☕️ Capgemini vend sa filiale états-unienne prestataire de la police de l’immigration
Capgemini a finalement coupé les ponts avec l’ICE, la tristement célèbre police de l’immigration des États-Unis. Le groupe français a en effet annoncé le 12 septembre dernier la signature d’un accord de vente définitif de sa filiale états-unienne spécialisée dans les contrats gouvernementaux, Capgemini Government Solutions.
Le groupe français Capgemini a annoncé le 12 septembre 2026 la vente de sa filiale américaine Capgemini Government Solutions (CGS), spécialisée dans les contrats gouvernementaux aux États-Unis. Cette décision intervient après des révélations de presse sur les activités de CGS, notamment des contrats avec l’ICE (Immigration and Customs Enforcement), la police de l’immigration américaine. L’accord de vente a été signé avec ITC Federal, une entreprise américaine fournissant des services numériques aux agences fédérales de sécurité intérieure et de défense. La transaction devrait être finalisée dans les prochaines semaines. Le montant de la vente n’a pas été disclosed. Selon Capgemini, CGS représentait 0,4 % du chiffre d’affaires global du groupe en 2025 et moins de 2 % de son chiffre d’affaires aux États-Unis.

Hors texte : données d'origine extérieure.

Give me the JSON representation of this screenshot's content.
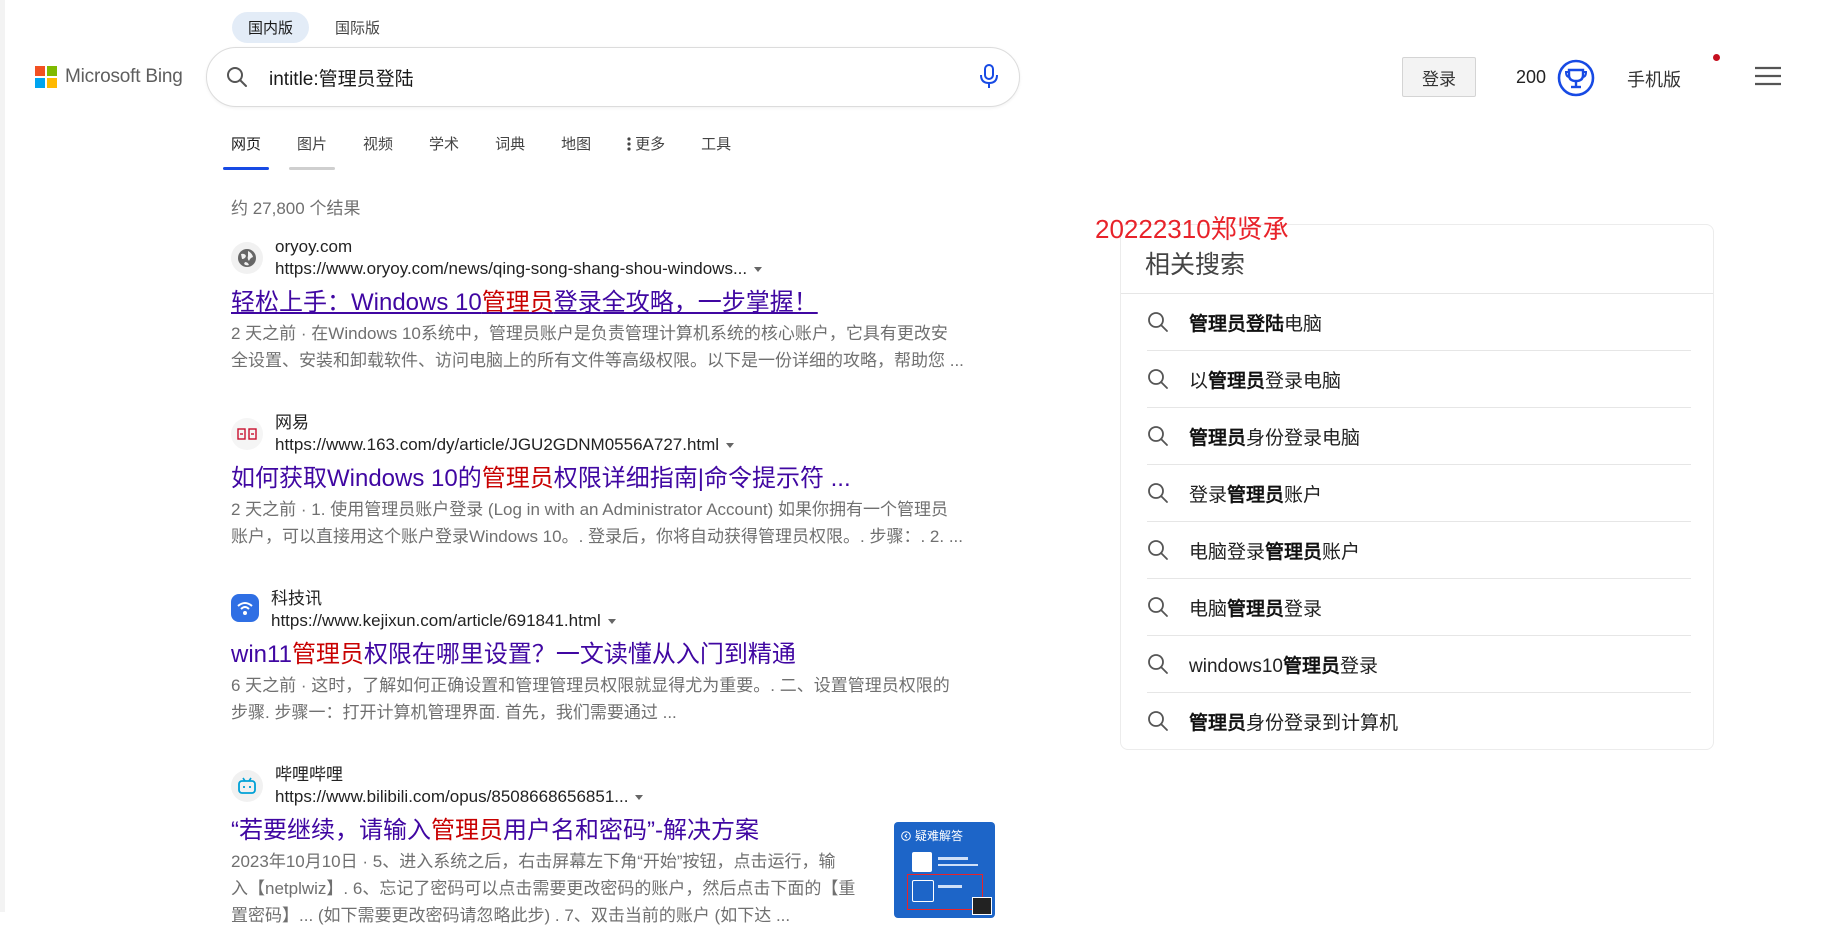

Les activités de Capgemini Government Solutions (CGS) étaient particulièrement controversées. La filiale avait remporté des contrats avec l’ICE (Immigration and Customs Enforcement), une agence fédérale américaine chargée de l’application des lois sur l’immigration. Parmi ces contrats figurait une prestation d’identification et de localisation de personnes recherchées par l’ICE. Pour cela, CGS croisait des données publiques et privées collectées en ligne, comme des informations issues des réseaux sociaux ou des bases de données commerciales. Ces missions ont suscité l’indignation de plusieurs syndicats représentant les employés de Capgemini, qui les jugeaient incompatibles avec les valeurs éthiques du groupe. Ces révélations ont poussé Capgemini à engager un processus de vente de sa filiale en début d’année 2026.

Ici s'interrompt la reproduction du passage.